Flights have been stopped at Aeroflot. Hackers announced the destruction of the airline's IT infrastructure
On July 28, 2025, Aeroflot employees reported a malfunction in the information system, which delayed or canceled hundreds of flights throughout Russia. Several hacker groups, Silent Crow and Cyber Guerrillas BY, have already stated that they allegedly infiltrated Aeroflot's corporate network, copied data and destroyed the airline's internal IT infrastructure. They also reported that they had access to the airline's corporate network throughout the year. Despite the hackers' claims about the complete destruction of Aeroflot's IT infrastructure, check-in for most flights continues as normal.
Hacking of a Russian airline
On July 28, 2025, representatives of Aeroflot reported a glitch in the information system, which led to flight cancellations and delays, Kommersant writes. Hackers from the groups Silent Crow and "Cyber Guerrillas BY" claimed responsibility for hacking into Aeroflot systems. The attackers allegedly infiltrated the corporate network, copied the data and destroyed the airline's internal IT infrastructure.
The hackers claim to have been inside Aeroflot's corporate network for a year (i.e. since July 2024). As a result, about 7,000 servers, both physical and virtual, were allegedly destroyed. The hackers said they had obtained flight history databases, compromised all critical corporate systems, gained control of employees' personal computers, including management, and also "copied data from wiretapping servers" and from personnel surveillance and control systems.
The hackers estimated the amount of information received at 12 TB of databases. "All these resources are now unavailable or destroyed, and restoration will probably require tens of millions of dollars. The damage is strategic," the hackers themselves posted on the Telegram channel Silent Crow.
Aeroflot
Hackers claimed responsibility for hacking into Aeroflot's systems, they had access to the airline's corporate network for a year.
It is not the first time that the Russian-speaking hacker groups Silent Crow and Cyber Partisans BY have claimed responsibility for cyber attacks on Russian and Belarusian government IT systems. Silent Crow claims to have attacked over a hundred major companies. At the same time, hackers in 2025 do not list the names of these companies and the country of their affiliation. The group "Cyber Partisans BY" has been known since 2020 and was originally formed by opponents of the President of Belarus Alexander Lukashenko. After 2022, hackers began actively attacking Russian targets, including government agencies and industrial enterprises.

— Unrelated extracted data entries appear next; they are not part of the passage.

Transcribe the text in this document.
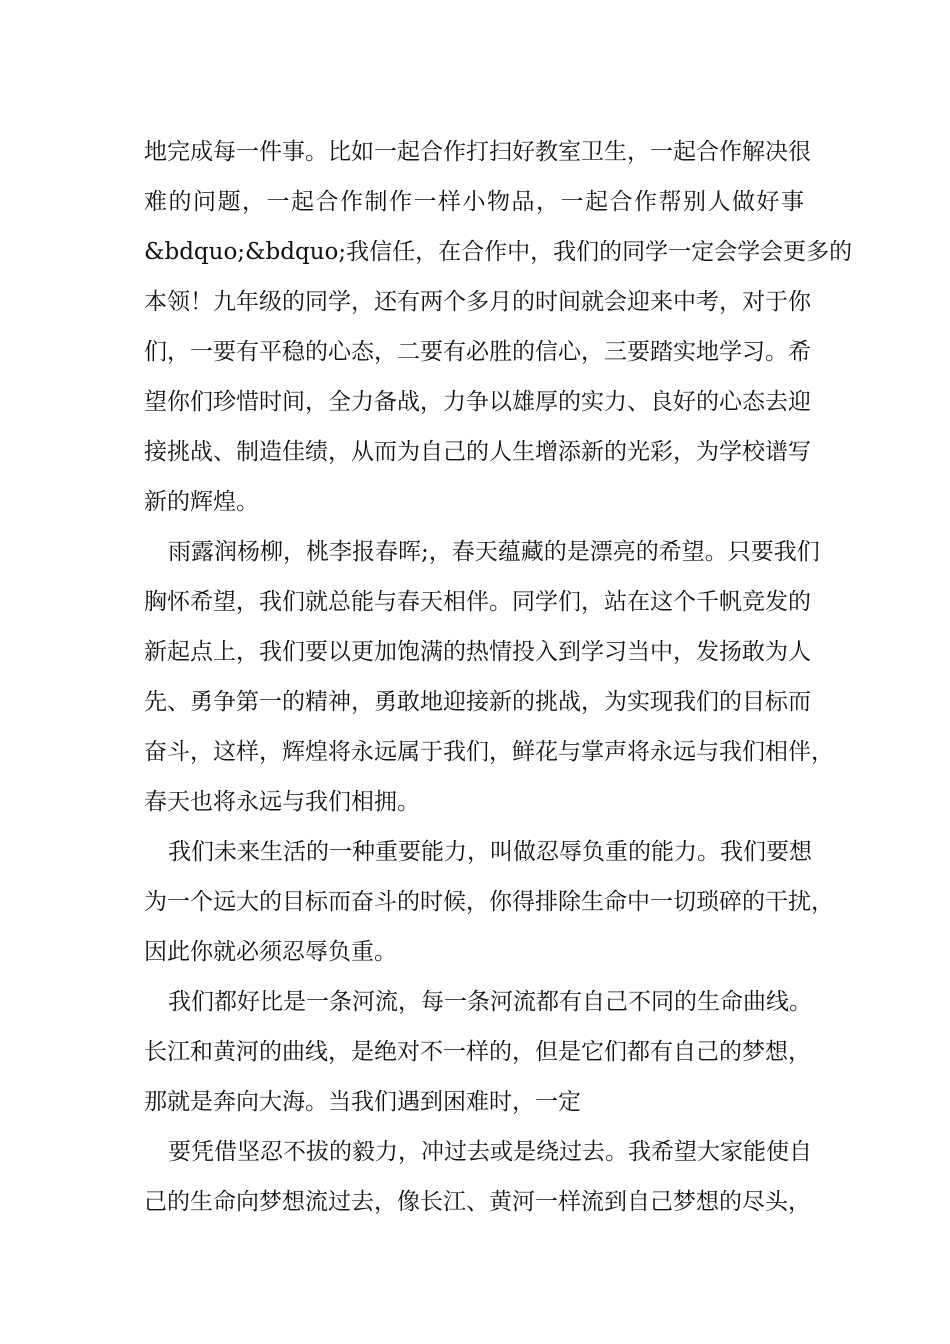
地完成每一件事。比如一起合作打扫好教室卫生，一起合作解决很
难的问题，一起合作制作一样小物品，一起合作帮别人做好事
&bdquo;&bdquo;我信任，在合作中，我们的同学一定会学会更多的
本领！九年级的同学，还有两个多月的时间就会迎来中考，对于你
们，一要有平稳的心态，二要有必胜的信心，三要踏实地学习。希
望你们珍惜时间，全力备战，力争以雄厚的实力、良好的心态去迎
接挑战、制造佳绩，从而为自己的人生增添新的光彩，为学校谱写
新的辉煌。
雨露润杨柳，桃李报春晖;，春天蕴藏的是漂亮的希望。只要我们
胸怀希望，我们就总能与春天相伴。同学们，站在这个千帆竞发的
新起点上，我们要以更加饱满的热情投入到学习当中，发扬敢为人
先、勇争第一的精神，勇敢地迎接新的挑战，为实现我们的目标而
奋斗，这样，辉煌将永远属于我们，鲜花与掌声将永远与我们相伴，
春天也将永远与我们相拥。
我们未来生活的一种重要能力，叫做忍辱负重的能力。我们要想
为一个远大的目标而奋斗的时候，你得排除生命中一切琐碎的干扰，
因此你就必须忍辱负重。
我们都好比是一条河流，每一条河流都有自己不同的生命曲线。
长江和黄河的曲线，是绝对不一样的，但是它们都有自己的梦想，
那就是奔向大海。当我们遇到困难时，一定
要凭借坚忍不拔的毅力，冲过去或是绕过去。我希望大家能使自
己的生命向梦想流过去，像长江、黄河一样流到自己梦想的尽头，
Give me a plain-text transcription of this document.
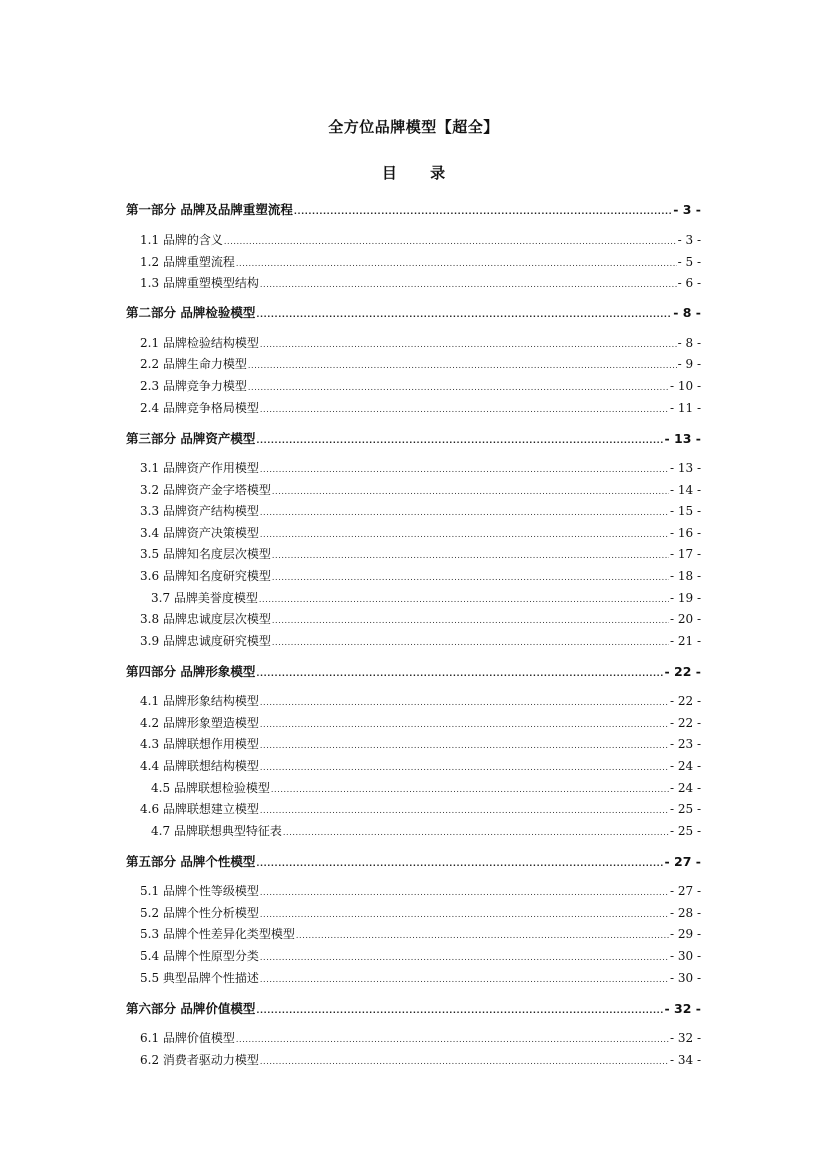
全方位品牌模型【超全】
目 录
第一部分 品牌及品牌重塑流程 .....	- 3 -
1.1 品牌的含义 .....	- 3 -
1.2 品牌重塑流程 .....	- 5 -
1.3 品牌重塑模型结构 .....	- 6 -
第二部分 品牌检验模型 .....	- 8 -
2.1 品牌检验结构模型 .....	- 8 -
2.2 品牌生命力模型 .....	- 9 -
2.3 品牌竞争力模型 .....	- 10 -
2.4 品牌竞争格局模型 .....	- 11 -
第三部分 品牌资产模型 .....	- 13 -
3.1 品牌资产作用模型 .....	- 13 -
3.2 品牌资产金字塔模型 .....	- 14 -
3.3 品牌资产结构模型 .....	- 15 -
3.4 品牌资产决策模型 .....	- 16 -
3.5 品牌知名度层次模型 .....	- 17 -
3.6 品牌知名度研究模型 .....	- 18 -
3.7 品牌美誉度模型 .....	- 19 -
3.8 品牌忠诚度层次模型 .....	- 20 -
3.9 品牌忠诚度研究模型 .....	- 21 -
第四部分 品牌形象模型 .....	- 22 -
4.1 品牌形象结构模型 .....	- 22 -
4.2 品牌形象塑造模型 .....	- 22 -
4.3 品牌联想作用模型 .....	- 23 -
4.4 品牌联想结构模型 .....	- 24 -
4.5 品牌联想检验模型 .....	- 24 -
4.6 品牌联想建立模型 .....	- 25 -
4.7 品牌联想典型特征表 .....	- 25 -
第五部分 品牌个性模型 .....	- 27 -
5.1 品牌个性等级模型 .....	- 27 -
5.2 品牌个性分析模型 .....	- 28 -
5.3 品牌个性差异化类型模型 .....	- 29 -
5.4 品牌个性原型分类 .....	- 30 -
5.5 典型品牌个性描述 .....	- 30 -
第六部分 品牌价值模型 .....	- 32 -
6.1 品牌价值模型 .....	- 32 -
6.2 消费者驱动力模型 .....	- 34 -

Against the background of flight cancellations due to a malfunction in the IT system, Aeroflot shares fell by almost 4%. As of 11:38 a.m. Moscow time, they were trading on the Moscow Stock Exchange (Mosbirzha) at 56.8 rubles apiece. At the close of trading on July 27, 2025, the share price was 58.91 rubles.

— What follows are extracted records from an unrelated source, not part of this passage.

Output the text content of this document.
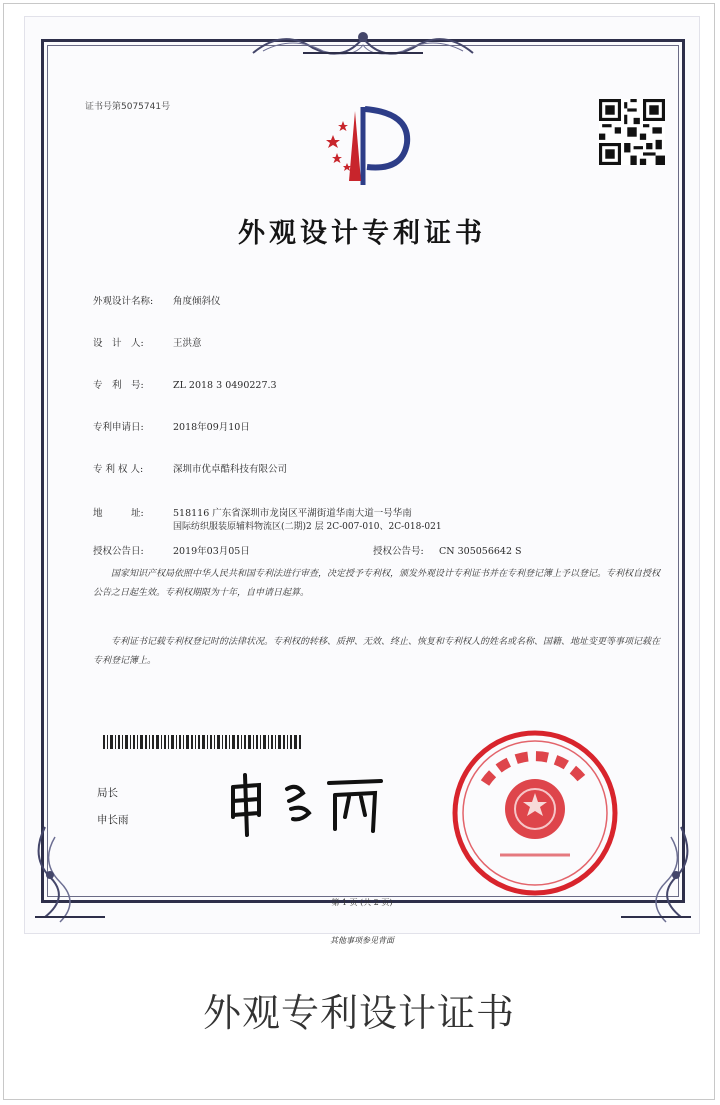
证书号第5075741号
外观设计专利证书
外观设计名称: 角度倾斜仪
设　计　人:	王洪意
专　利　号:	ZL 2018 3 0490227.3
专利申请日:	2018年09月10日
专 利 权 人:	深圳市优卓酷科技有限公司
地　　　址:	518116 广东省深圳市龙岗区平湖街道华南大道一号华南
国际纺织服装原辅料物流区(二期)2 层 2C-007-010、2C-018-021
授权公告日:	2019年03月05日	授权公告号: CN 305056642 S
国家知识产权局依照中华人民共和国专利法进行审查，决定授予专利权，颁发外观设计专利证书并在专利登记簿上予以登记。专利权自授权公告之日起生效。专利权期限为十年，自申请日起算。
专利证书记载专利权登记时的法律状况。专利权的转移、质押、无效、终止、恢复和专利权人的姓名或名称、国籍、地址变更等事项记载在专利登记簿上。
局长
申长雨
第 1 页 (共 2 页)
其他事项参见背面
外观专利设计证书
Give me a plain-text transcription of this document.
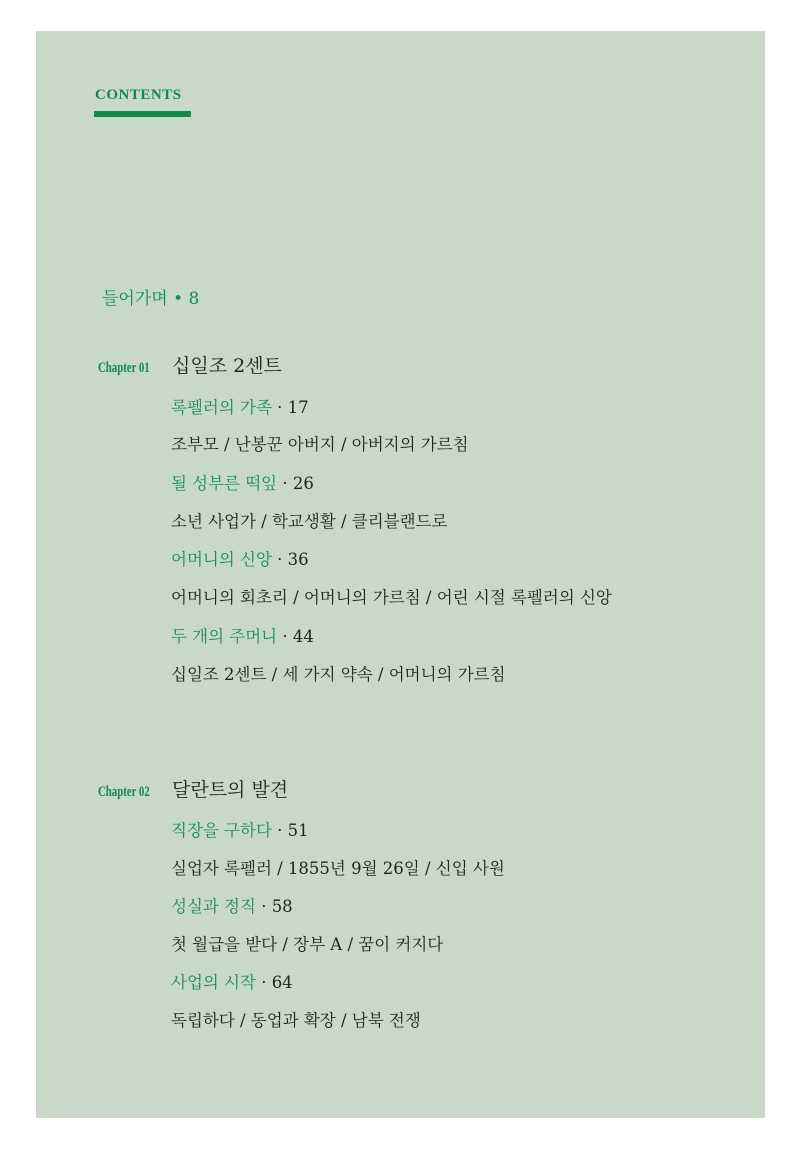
CONTENTS
들어가며 • 8
Chapter 01 십일조 2센트
록펠러의 가족 · 17
조부모 / 난봉꾼 아버지 / 아버지의 가르침
될 성부른 떡잎 · 26
소년 사업가 / 학교생활 / 클리블랜드로
어머니의 신앙 · 36
어머니의 회초리 / 어머니의 가르침 / 어린 시절 록펠러의 신앙
두 개의 주머니 · 44
십일조 2센트 / 세 가지 약속 / 어머니의 가르침
Chapter 02 달란트의 발견
직장을 구하다 · 51
실업자 록펠러 / 1855년 9월 26일 / 신입 사원
성실과 정직 · 58
첫 월급을 받다 / 장부 A / 꿈이 커지다
사업의 시작 · 64
독립하다 / 동업과 확장 / 남북 전쟁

Despite the hackers' claims about the complete destruction of Aeroflot's IT infrastructure, check-in for most flights continues as normal, check-in and boarding are underway. Information security specialists are already working on troubleshooting, Aeroflot assured.
Aeroflot is Russia's largest aviation group, which includes Aeroflot, Rossiya and Pobeda airlines. In 2024, these three companies transported 55.3 million passengers, and their share in the Russian air transportation market was 42.3%. As of 2024, the route network of Aeroflot and Rossiya airlines comprised 248 scheduled destinations, while the Pobeda network covered 94 destinations.
According to Alexey Kozlov, a leading analyst at Speakatel's information security monitoring department, one of the possible reasons is insufficient access control and internal security. First of all, we are talking about monitoring the actions of insiders, network segmentation and centralized IT management systems. This could have allowed the attackers to remain unnoticed for months. Protection from APT groups is also important: regular audits, control at the user behavior level, multifactor authentication, monitoring of privileged actions, restriction of rights, and real-time command analysis are needed. "On average, recovery after a large–scale cyberattack, as we already know from situations with other large Russian companies, can take from several weeks to six months: one to two months are spent on restoring critical systems, the rest is spent on setting up protection, auditing, reviewing processes and regaining customer trust. Full stabilization can take up to a year if the IT infrastructure is destroyed and backups are unavailable," he added.